Of course, left to their own devices, the filthy rich – I’m sorry, I mean “America’s job creators”—[laughter] [applause]—it turned out they did indeed sway elections with billions from god-knows-where.

[slide of Sheldon Adelson and his wife] Creepy billionaire Sheldon Adelson and his wife – the last woman on earth rocking the “Annie Hall” look—[laughter]—they alone spent $150 million in 2012, money he mainly got from owning a casino in China. Just as the founders envisioned.

And, yet, Justice Kennedy, writing for the majority from his tower in Whoville…said, “Independent expenditures, including those made by corporations, do not give rises to corruption, or even the appearance of corruption.”

Which is true, except for ALWAYS.

John McCain called that “naïve,” which, of course, it is. And it highlights a very real problem with today’s conservatives. They are just too sentimental about how wonderful America is.

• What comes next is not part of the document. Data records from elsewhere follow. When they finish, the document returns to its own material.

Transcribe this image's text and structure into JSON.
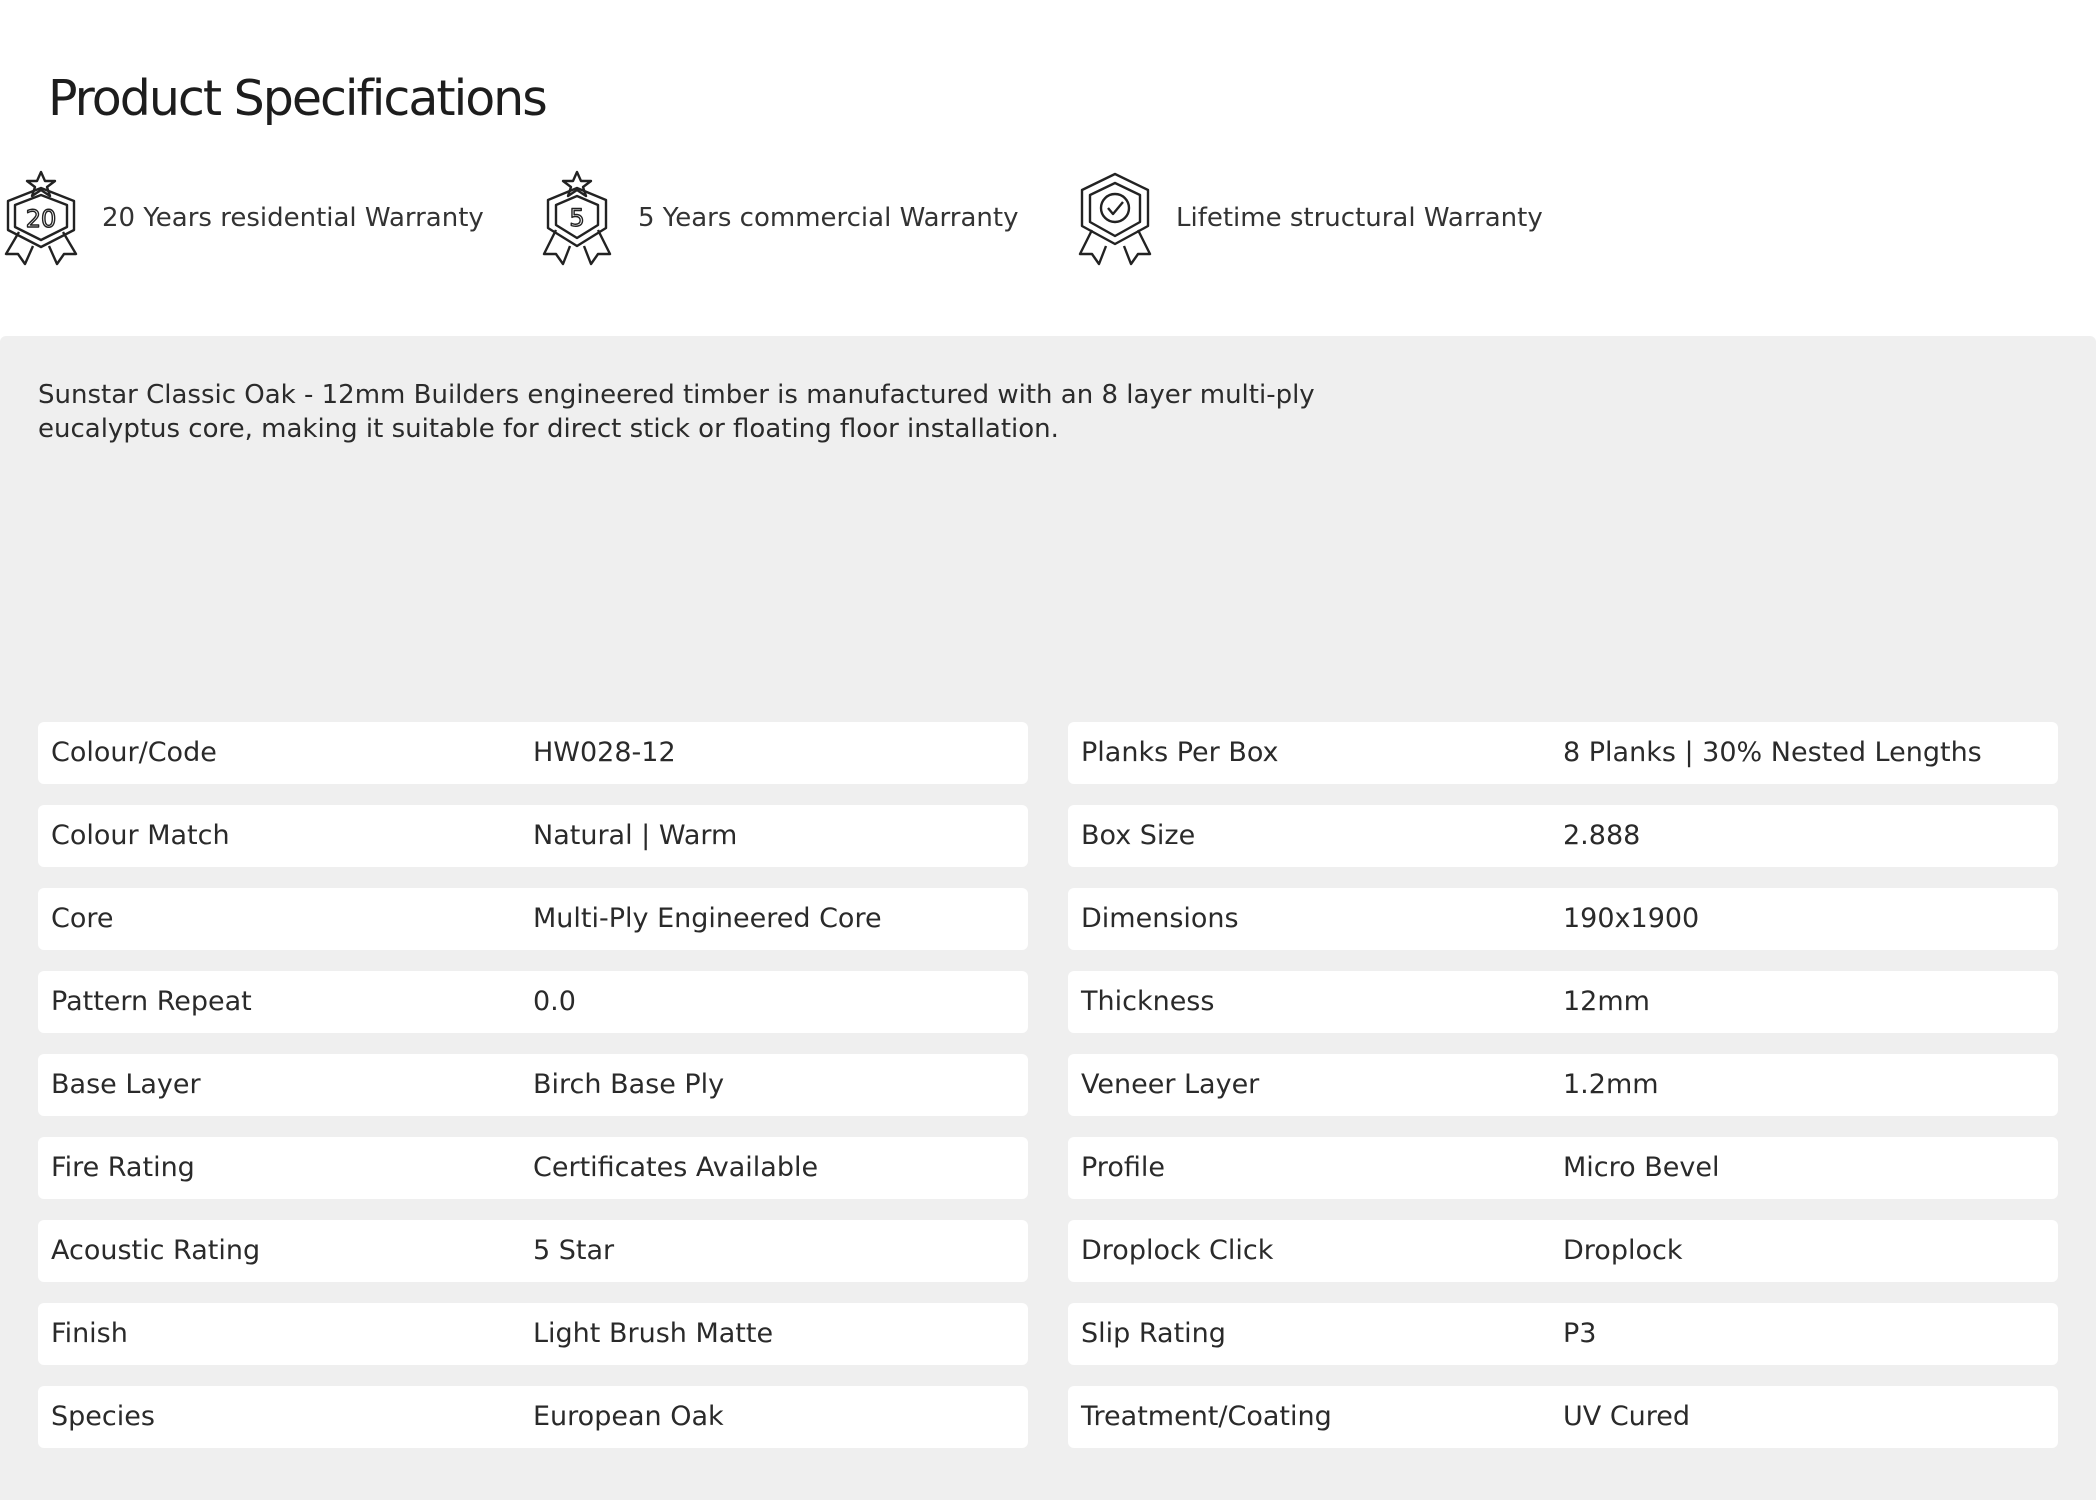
{
  "page": {
    "title": "Product Specifications"
  },
  "warranties": [
    {
      "icon": "ribbon-badge-20-icon",
      "badge_text": "20",
      "label": "20 Years residential Warranty"
    },
    {
      "icon": "ribbon-badge-5-icon",
      "badge_text": "5",
      "label": "5 Years commercial Warranty"
    },
    {
      "icon": "shield-check-badge-icon",
      "label": "Lifetime structural Warranty"
    }
  ],
  "description": "Sunstar Classic Oak - 12mm Builders engineered timber is manufactured with an 8 layer multi-ply eucalyptus core, making it suitable for direct stick or floating floor installation.",
  "specs": {
    "left": [
      {
        "label": "Colour/Code",
        "value": "HW028-12"
      },
      {
        "label": "Colour Match",
        "value": "Natural | Warm"
      },
      {
        "label": "Core",
        "value": "Multi-Ply Engineered Core"
      },
      {
        "label": "Pattern Repeat",
        "value": "0.0"
      },
      {
        "label": "Base Layer",
        "value": "Birch Base Ply"
      },
      {
        "label": "Fire Rating",
        "value": "Certificates Available"
      },
      {
        "label": "Acoustic Rating",
        "value": "5 Star"
      },
      {
        "label": "Finish",
        "value": "Light Brush Matte"
      },
      {
        "label": "Species",
        "value": "European Oak"
      }
    ],
    "right": [
      {
        "label": "Planks Per Box",
        "value": "8 Planks | 30% Nested Lengths"
      },
      {
        "label": "Box Size",
        "value": "2.888"
      },
      {
        "label": "Dimensions",
        "value": "190x1900"
      },
      {
        "label": "Thickness",
        "value": "12mm"
      },
      {
        "label": "Veneer Layer",
        "value": "1.2mm"
      },
      {
        "label": "Profile",
        "value": "Micro Bevel"
      },
      {
        "label": "Droplock Click",
        "value": "Droplock"
      },
      {
        "label": "Slip Rating",
        "value": "P3"
      },
      {
        "label": "Treatment/Coating",
        "value": "UV Cured"
      }
    ]
  },
  "colors": {
    "panel": "#efefef",
    "row": "#ffffff",
    "text": "#2a2a2a"
  }
}
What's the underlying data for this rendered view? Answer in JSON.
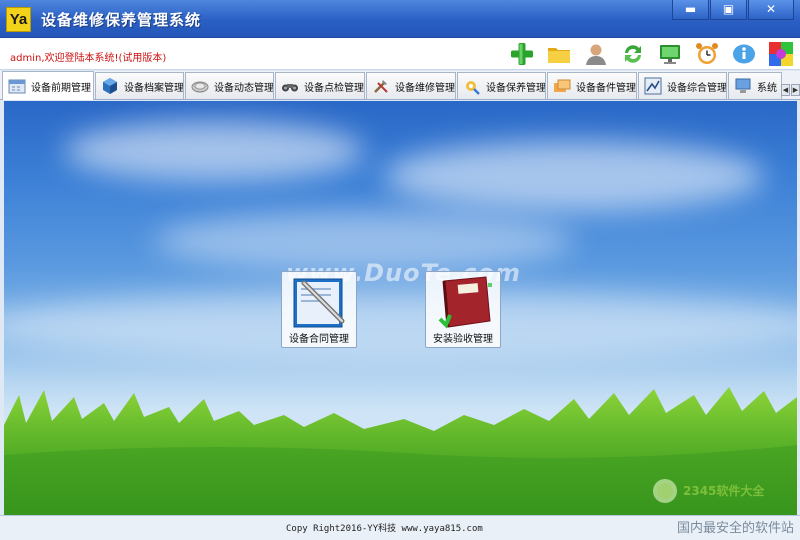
{
  "window": {
    "logo_text": "Ya",
    "title": "设备维修保养管理系统",
    "minimize": "▬",
    "maximize": "▣",
    "close": "✕"
  },
  "toolbar": {
    "welcome": "admin,欢迎登陆本系统!(试用版本)",
    "icons": [
      "add-icon",
      "folder-icon",
      "user-icon",
      "refresh-icon",
      "monitor-icon",
      "alarm-clock-icon",
      "info-icon",
      "color-palette-icon"
    ]
  },
  "tabs": [
    {
      "label": "设备前期管理",
      "icon": "calendar-icon",
      "active": true
    },
    {
      "label": "设备档案管理",
      "icon": "cube-icon",
      "active": false
    },
    {
      "label": "设备动态管理",
      "icon": "disc-icon",
      "active": false
    },
    {
      "label": "设备点检管理",
      "icon": "binoculars-icon",
      "active": false
    },
    {
      "label": "设备维修管理",
      "icon": "tools-icon",
      "active": false
    },
    {
      "label": "设备保养管理",
      "icon": "maintenance-icon",
      "active": false
    },
    {
      "label": "设备备件管理",
      "icon": "parts-icon",
      "active": false
    },
    {
      "label": "设备综合管理",
      "icon": "chart-icon",
      "active": false
    },
    {
      "label": "系统",
      "icon": "system-icon",
      "active": false
    }
  ],
  "main": {
    "watermark": "www.DuoTe.com",
    "tiles": [
      {
        "label": "设备合同管理",
        "icon": "contract-book-icon"
      },
      {
        "label": "安装验收管理",
        "icon": "acceptance-book-icon"
      }
    ],
    "corner_logo": "2345软件大全"
  },
  "status": {
    "copyright": "Copy Right2016-YY科技  www.yaya815.com",
    "corner_caption": "国内最安全的软件站"
  }
}
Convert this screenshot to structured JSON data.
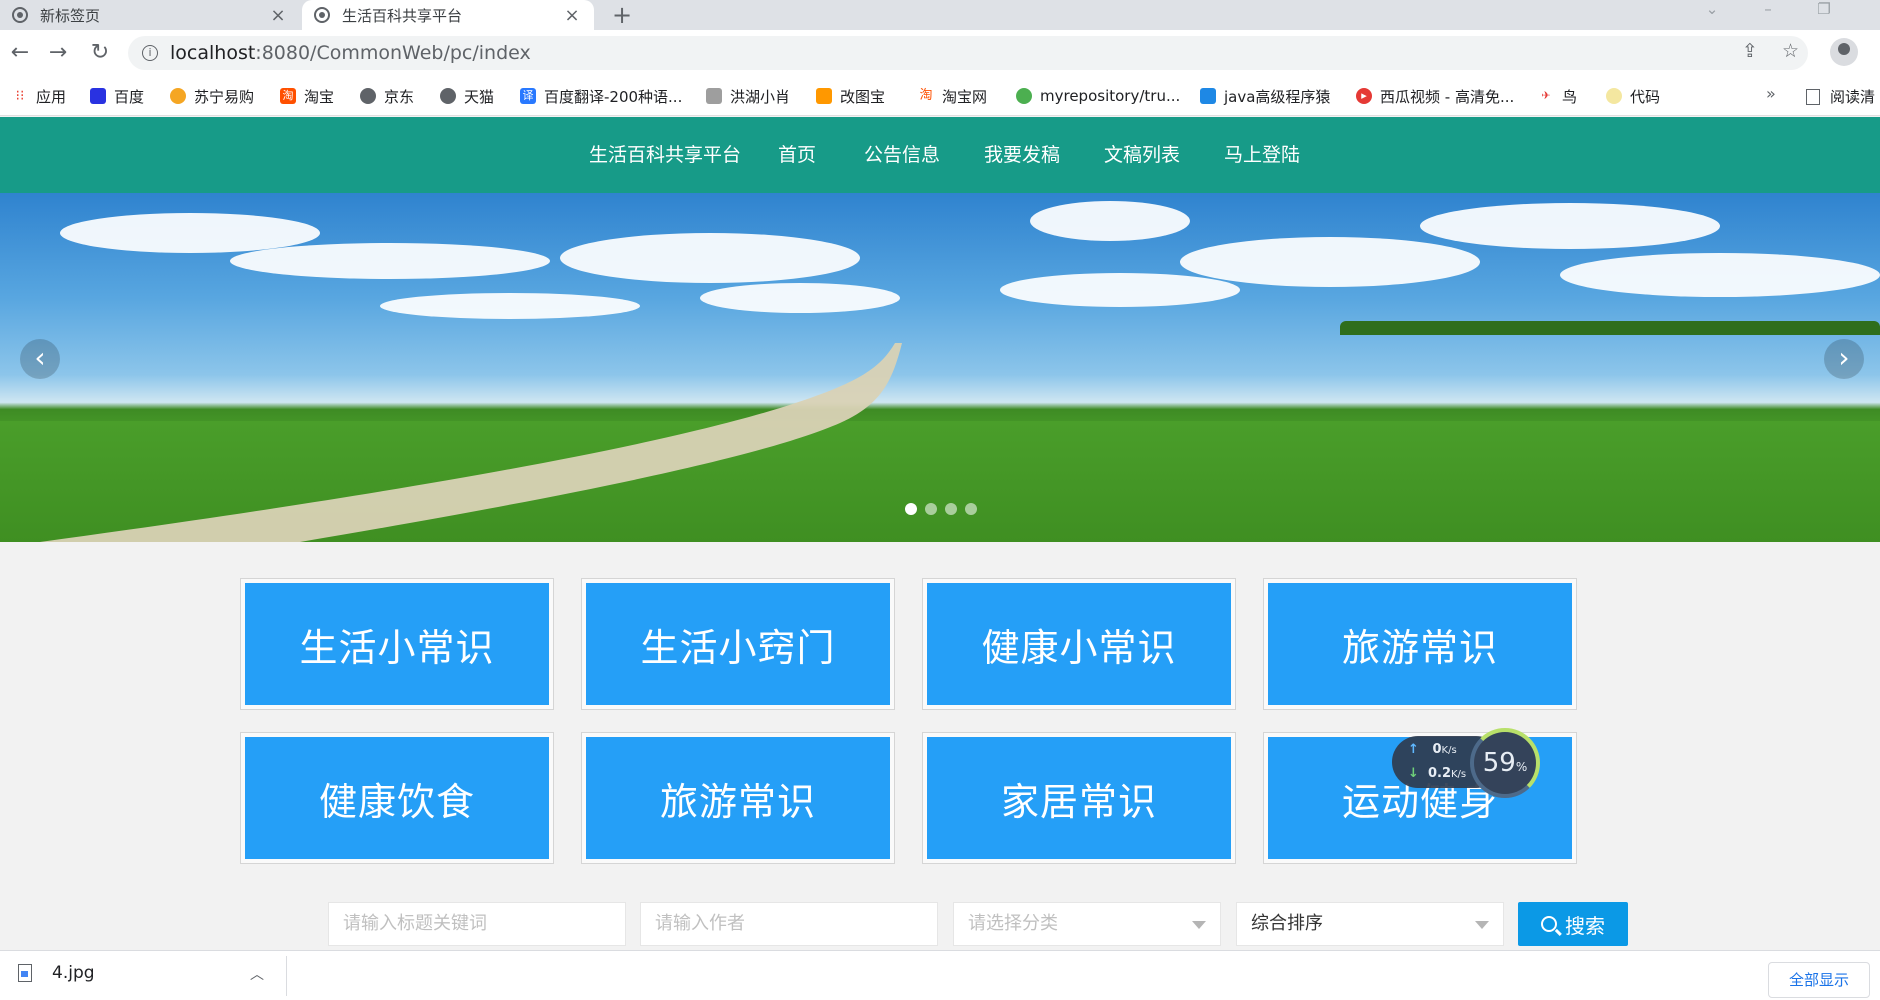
{
  "browser": {
    "tabs": [
      {
        "label": "新标签页",
        "active": false
      },
      {
        "label": "生活百科共享平台",
        "active": true
      }
    ],
    "new_tab_icon": "+",
    "url_host": "localhost",
    "url_rest": ":8080/CommonWeb/pc/index",
    "bookmarks": [
      {
        "label": "应用",
        "color": "#ea4335"
      },
      {
        "label": "百度",
        "color": "#2932e1"
      },
      {
        "label": "苏宁易购",
        "color": "#f5a623"
      },
      {
        "label": "淘宝",
        "color": "#ff5000"
      },
      {
        "label": "京东",
        "color": "#5f6368"
      },
      {
        "label": "天猫",
        "color": "#5f6368"
      },
      {
        "label": "百度翻译-200种语...",
        "color": "#2979ff"
      },
      {
        "label": "洪湖小肖",
        "color": "#7a7a7a"
      },
      {
        "label": "改图宝",
        "color": "#ff9800"
      },
      {
        "label": "淘宝网",
        "color": "#ff5000"
      },
      {
        "label": "myrepository/tru...",
        "color": "#4caf50"
      },
      {
        "label": "java高级程序猿",
        "color": "#1e88e5"
      },
      {
        "label": "西瓜视频 - 高清免...",
        "color": "#e53935"
      },
      {
        "label": "鸟",
        "color": "#e53935"
      },
      {
        "label": "代码",
        "color": "#f4c430"
      }
    ],
    "bookmarks_more": "»",
    "reading_list": "阅读清"
  },
  "site": {
    "nav": [
      "生活百科共享平台",
      "首页",
      "公告信息",
      "我要发稿",
      "文稿列表",
      "马上登陆"
    ],
    "banner": {
      "slides": 4,
      "active_slide": 1,
      "prev": "‹",
      "next": "›"
    },
    "categories": [
      "生活小常识",
      "生活小窍门",
      "健康小常识",
      "旅游常识",
      "健康饮食",
      "旅游常识",
      "家居常识",
      "运动健身"
    ],
    "search": {
      "title_placeholder": "请输入标题关键词",
      "author_placeholder": "请输入作者",
      "category_placeholder": "请选择分类",
      "sort_value": "综合排序",
      "button": "搜索"
    }
  },
  "speed_widget": {
    "up": "0",
    "up_unit": "K/s",
    "down": "0.2",
    "down_unit": "K/s",
    "percent": "59",
    "percent_unit": "%"
  },
  "downloads": {
    "file": "4.jpg",
    "show_all": "全部显示"
  }
}
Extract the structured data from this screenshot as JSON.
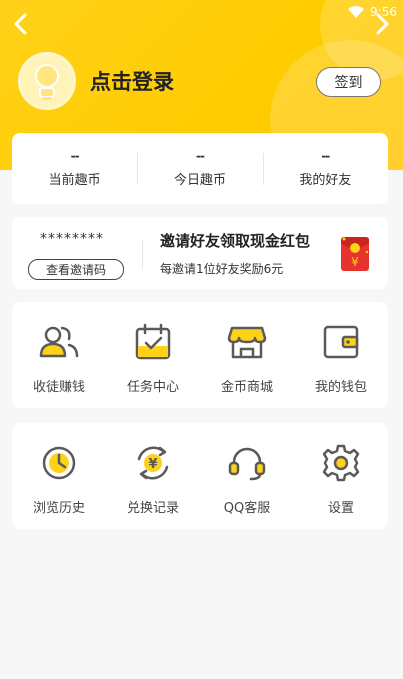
{
  "status_bar": {
    "time": "9:56"
  },
  "profile": {
    "login_text": "点击登录",
    "signin_label": "签到"
  },
  "stats": [
    {
      "value": "--",
      "label": "当前趣币"
    },
    {
      "value": "--",
      "label": "今日趣币"
    },
    {
      "value": "--",
      "label": "我的好友"
    }
  ],
  "invite": {
    "code": "********",
    "view_button": "查看邀请码",
    "title": "邀请好友领取现金红包",
    "subtitle": "每邀请1位好友奖励6元"
  },
  "menu_row1": [
    {
      "label": "收徒赚钱",
      "icon": "friends-icon"
    },
    {
      "label": "任务中心",
      "icon": "calendar-check-icon"
    },
    {
      "label": "金币商城",
      "icon": "shop-icon"
    },
    {
      "label": "我的钱包",
      "icon": "wallet-icon"
    }
  ],
  "menu_row2": [
    {
      "label": "浏览历史",
      "icon": "history-clock-icon"
    },
    {
      "label": "兑换记录",
      "icon": "exchange-yuan-icon"
    },
    {
      "label": "QQ客服",
      "icon": "headset-icon"
    },
    {
      "label": "设置",
      "icon": "gear-icon"
    }
  ],
  "colors": {
    "accent": "#ffcc00",
    "icon_stroke": "#5a5a5a",
    "icon_fill": "#ffd21a",
    "envelope_red": "#e8322d"
  }
}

“Racism? That’s over.” “Moneyed interests? They couldn’t corrupt us if they tried.”

Conservatives act like they’re tough-as-nails realists, but they cry at fireworks. [laughter] And they get a warm, “morning in America” feeling thinking about lighthouses and farmers and the smell of pie. [laughter] And they just can’t believe that Americans, God’s chosen and wonderful people – maybe you’ve heard, we’re exceptional…[laughter]…would ever do anything as corrupt as—YEAH, WE WOULD!

Twice in the last three years, the court believed in us, and twice Americans basically said what John Belushi said in “Animal House”: “You fucked up. You shouldn’t have trusted us.”